Springfield has inadvertently, somewhat surrounded its older downtown area with homeless shelters and social service organizations, adversely affecting commerce. What does this have to do with Seattle? I read somewhere of a proposal for inexpensive housing downtown, and I occasionally read about ongoing concerns about the homeless situation. I thought it might be wise to take a lesson from my hometown before the situation becomes untenable.
The northern central part of town has a few shelters around 5th and 11th streets. A church across the street from the library at 7th and Capitol feeds lunch to the homeless. I frequently saw people standing in line on the steps leading down to a side basement door. On 9th street just a few blocks east of the historic district is the Illinois Workforce Development center. The line at that door is always long just before the office opens.
Shelters and other non-profit support organizations for the homeless seem to surround the older east side of town, where several hotels and tourist attractions are located. It almost seems like the convenience of equally short distances between the various shelters were designed for the throng of homeless to greet tourists and history class high school students visiting the Abraham Lincoln Presidential Library and Museum.
Low property and lease costs made many areas attractive to non-profits and government social services. The area became further blighted as merchants lost customers and conflicts with homeless people increased and more frequently required police intervention.
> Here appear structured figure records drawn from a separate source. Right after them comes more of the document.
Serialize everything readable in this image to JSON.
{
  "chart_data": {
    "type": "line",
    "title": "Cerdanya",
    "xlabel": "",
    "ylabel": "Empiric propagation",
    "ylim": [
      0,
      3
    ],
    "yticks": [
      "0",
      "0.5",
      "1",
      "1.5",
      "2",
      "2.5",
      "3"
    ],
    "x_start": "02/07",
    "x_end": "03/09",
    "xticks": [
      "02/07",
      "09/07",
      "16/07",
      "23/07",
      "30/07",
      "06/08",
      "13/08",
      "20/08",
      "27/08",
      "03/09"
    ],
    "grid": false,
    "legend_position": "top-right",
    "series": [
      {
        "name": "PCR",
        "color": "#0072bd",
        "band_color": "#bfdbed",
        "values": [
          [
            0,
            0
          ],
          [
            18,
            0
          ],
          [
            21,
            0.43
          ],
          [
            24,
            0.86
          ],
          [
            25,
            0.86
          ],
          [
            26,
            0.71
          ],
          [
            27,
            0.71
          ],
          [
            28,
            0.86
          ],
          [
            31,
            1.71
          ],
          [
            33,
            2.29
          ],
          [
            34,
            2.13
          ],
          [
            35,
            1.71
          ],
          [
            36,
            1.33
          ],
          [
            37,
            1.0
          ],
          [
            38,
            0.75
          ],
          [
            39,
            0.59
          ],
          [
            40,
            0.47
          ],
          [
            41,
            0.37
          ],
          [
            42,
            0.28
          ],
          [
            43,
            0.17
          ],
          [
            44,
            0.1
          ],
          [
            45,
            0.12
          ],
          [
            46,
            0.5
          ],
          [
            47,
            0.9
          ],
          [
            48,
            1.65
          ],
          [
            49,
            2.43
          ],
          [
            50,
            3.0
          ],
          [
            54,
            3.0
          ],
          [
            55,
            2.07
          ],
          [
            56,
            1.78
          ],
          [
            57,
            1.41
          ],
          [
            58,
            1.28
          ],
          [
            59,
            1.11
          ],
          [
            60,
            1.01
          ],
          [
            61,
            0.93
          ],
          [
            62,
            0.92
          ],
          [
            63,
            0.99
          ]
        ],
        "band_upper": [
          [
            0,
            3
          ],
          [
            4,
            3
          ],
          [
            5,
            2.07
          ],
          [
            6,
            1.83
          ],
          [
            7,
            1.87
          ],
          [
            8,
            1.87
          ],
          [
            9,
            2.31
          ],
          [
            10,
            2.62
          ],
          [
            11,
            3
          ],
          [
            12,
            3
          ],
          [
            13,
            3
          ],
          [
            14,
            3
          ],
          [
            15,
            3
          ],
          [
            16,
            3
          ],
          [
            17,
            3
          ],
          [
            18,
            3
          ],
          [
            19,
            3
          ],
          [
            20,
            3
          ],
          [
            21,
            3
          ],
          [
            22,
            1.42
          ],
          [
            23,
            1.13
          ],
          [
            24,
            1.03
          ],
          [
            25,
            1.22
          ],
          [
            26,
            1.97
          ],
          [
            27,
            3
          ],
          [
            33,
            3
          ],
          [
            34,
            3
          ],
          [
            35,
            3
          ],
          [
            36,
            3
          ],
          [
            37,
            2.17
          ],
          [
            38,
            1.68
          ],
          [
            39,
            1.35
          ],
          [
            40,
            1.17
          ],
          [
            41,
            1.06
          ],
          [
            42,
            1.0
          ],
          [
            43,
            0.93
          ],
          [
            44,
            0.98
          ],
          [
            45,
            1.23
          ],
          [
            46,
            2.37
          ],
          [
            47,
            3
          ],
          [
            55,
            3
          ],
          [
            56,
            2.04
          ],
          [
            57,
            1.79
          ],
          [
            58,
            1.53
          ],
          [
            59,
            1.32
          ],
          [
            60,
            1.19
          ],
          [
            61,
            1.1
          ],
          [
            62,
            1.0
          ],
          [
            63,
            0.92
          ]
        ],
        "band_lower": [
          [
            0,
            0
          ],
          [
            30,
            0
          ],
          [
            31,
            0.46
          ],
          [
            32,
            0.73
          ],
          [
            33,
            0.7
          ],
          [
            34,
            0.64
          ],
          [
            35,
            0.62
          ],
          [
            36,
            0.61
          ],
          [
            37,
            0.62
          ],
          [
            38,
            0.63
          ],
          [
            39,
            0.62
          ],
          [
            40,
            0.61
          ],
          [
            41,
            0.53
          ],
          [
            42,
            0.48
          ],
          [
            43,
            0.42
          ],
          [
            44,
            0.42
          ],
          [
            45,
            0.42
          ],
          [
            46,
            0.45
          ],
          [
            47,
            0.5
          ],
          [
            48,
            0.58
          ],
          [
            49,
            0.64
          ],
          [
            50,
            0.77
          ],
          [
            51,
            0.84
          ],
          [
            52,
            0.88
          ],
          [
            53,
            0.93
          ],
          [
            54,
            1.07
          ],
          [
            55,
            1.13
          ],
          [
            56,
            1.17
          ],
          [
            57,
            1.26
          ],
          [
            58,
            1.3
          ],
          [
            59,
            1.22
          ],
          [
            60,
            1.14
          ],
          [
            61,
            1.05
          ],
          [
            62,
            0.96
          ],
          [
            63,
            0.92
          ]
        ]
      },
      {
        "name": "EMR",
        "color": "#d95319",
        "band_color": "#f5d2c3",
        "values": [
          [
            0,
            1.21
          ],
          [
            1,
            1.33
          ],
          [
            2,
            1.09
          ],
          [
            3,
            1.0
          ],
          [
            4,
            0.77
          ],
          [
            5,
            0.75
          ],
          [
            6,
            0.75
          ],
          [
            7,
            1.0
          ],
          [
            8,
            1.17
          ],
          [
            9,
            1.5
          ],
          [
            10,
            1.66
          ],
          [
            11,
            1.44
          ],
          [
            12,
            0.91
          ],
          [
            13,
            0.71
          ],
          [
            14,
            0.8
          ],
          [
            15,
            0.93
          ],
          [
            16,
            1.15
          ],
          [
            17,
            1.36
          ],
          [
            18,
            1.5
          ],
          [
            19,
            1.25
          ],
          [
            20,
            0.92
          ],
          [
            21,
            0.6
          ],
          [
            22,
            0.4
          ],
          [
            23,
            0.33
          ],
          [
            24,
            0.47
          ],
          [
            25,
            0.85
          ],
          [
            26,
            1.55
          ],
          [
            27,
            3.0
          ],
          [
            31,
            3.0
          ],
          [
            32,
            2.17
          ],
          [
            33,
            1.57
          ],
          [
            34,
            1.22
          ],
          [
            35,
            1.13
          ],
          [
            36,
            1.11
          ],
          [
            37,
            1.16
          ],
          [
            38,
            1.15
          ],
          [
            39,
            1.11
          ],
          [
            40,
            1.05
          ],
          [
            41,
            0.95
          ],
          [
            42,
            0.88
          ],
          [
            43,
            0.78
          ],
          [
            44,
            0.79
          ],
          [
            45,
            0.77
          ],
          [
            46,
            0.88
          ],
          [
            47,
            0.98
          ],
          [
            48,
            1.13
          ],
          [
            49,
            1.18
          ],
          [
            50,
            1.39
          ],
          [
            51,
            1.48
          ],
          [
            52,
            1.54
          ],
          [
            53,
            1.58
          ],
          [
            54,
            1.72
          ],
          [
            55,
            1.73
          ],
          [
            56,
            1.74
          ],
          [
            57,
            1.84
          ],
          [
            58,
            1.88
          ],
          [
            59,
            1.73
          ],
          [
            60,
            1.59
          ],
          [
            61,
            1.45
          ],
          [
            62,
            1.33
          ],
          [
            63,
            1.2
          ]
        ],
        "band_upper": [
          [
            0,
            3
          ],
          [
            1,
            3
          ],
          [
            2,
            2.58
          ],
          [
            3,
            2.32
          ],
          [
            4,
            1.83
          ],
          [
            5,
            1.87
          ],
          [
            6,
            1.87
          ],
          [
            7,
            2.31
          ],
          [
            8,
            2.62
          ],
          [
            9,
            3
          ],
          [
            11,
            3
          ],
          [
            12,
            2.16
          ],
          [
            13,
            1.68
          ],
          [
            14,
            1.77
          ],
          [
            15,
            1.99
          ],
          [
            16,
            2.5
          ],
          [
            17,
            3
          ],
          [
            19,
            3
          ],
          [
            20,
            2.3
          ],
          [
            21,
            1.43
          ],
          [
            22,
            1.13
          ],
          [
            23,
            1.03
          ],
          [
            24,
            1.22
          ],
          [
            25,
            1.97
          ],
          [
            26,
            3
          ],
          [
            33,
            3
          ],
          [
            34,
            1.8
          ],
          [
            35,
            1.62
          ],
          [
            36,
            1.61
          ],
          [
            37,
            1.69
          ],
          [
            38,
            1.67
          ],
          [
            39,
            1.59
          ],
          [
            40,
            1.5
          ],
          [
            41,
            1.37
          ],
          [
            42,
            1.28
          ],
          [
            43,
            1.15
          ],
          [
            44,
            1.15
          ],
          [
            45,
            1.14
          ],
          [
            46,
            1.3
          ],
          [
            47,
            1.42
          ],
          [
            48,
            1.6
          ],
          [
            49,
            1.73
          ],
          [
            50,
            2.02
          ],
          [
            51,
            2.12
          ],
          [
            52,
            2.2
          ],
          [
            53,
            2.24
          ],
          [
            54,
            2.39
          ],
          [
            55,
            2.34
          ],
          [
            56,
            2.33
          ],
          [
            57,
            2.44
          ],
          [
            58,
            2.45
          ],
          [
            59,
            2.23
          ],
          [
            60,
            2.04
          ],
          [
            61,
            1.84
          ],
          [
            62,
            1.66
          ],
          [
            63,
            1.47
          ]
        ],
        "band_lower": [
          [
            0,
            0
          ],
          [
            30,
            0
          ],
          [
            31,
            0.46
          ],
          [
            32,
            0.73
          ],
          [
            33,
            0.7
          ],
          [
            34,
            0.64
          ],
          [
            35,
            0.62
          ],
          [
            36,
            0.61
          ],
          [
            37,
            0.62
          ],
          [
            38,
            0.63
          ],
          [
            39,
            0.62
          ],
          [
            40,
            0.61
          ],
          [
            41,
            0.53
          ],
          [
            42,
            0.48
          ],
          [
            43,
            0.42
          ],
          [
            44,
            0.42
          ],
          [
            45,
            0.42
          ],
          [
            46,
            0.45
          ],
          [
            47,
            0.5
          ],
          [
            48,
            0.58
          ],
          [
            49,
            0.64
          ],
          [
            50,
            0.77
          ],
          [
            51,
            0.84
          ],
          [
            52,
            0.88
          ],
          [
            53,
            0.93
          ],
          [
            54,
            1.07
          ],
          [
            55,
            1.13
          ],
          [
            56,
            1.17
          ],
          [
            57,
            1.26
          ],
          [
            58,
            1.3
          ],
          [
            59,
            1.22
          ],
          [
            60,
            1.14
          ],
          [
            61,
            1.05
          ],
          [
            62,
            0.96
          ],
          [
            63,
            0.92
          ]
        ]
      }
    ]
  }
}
Ultimately many businesses migrated to the outer west side of town, leaving a wake of abandoned commercial space and blighted property. City-Data.com lists White Oaks Mall on the west side as one of Springfield's six tourist attractions. Even the YMCA moved out to the west side of town.
Low income housing attracts predatory lenders, rent-to-own businesses and pawn shops. Google Map searching with keywords Payday Title Loan in any city will show a density of landmarks surrounding areas to avoid.
A story a while back about low income housing proposals for downtown Seattle inspired me to write this article. I thought it was selfish to think the goal might be to keep wages low for the service employees working there instead of raising their standard of living, but even more hazardous might be future loss of business is if homeless shelters and services are not planned with care for the long-term.
But Springfield, Illinois is nothing at all like Seattle. Apples and oranges and whatnot. Right?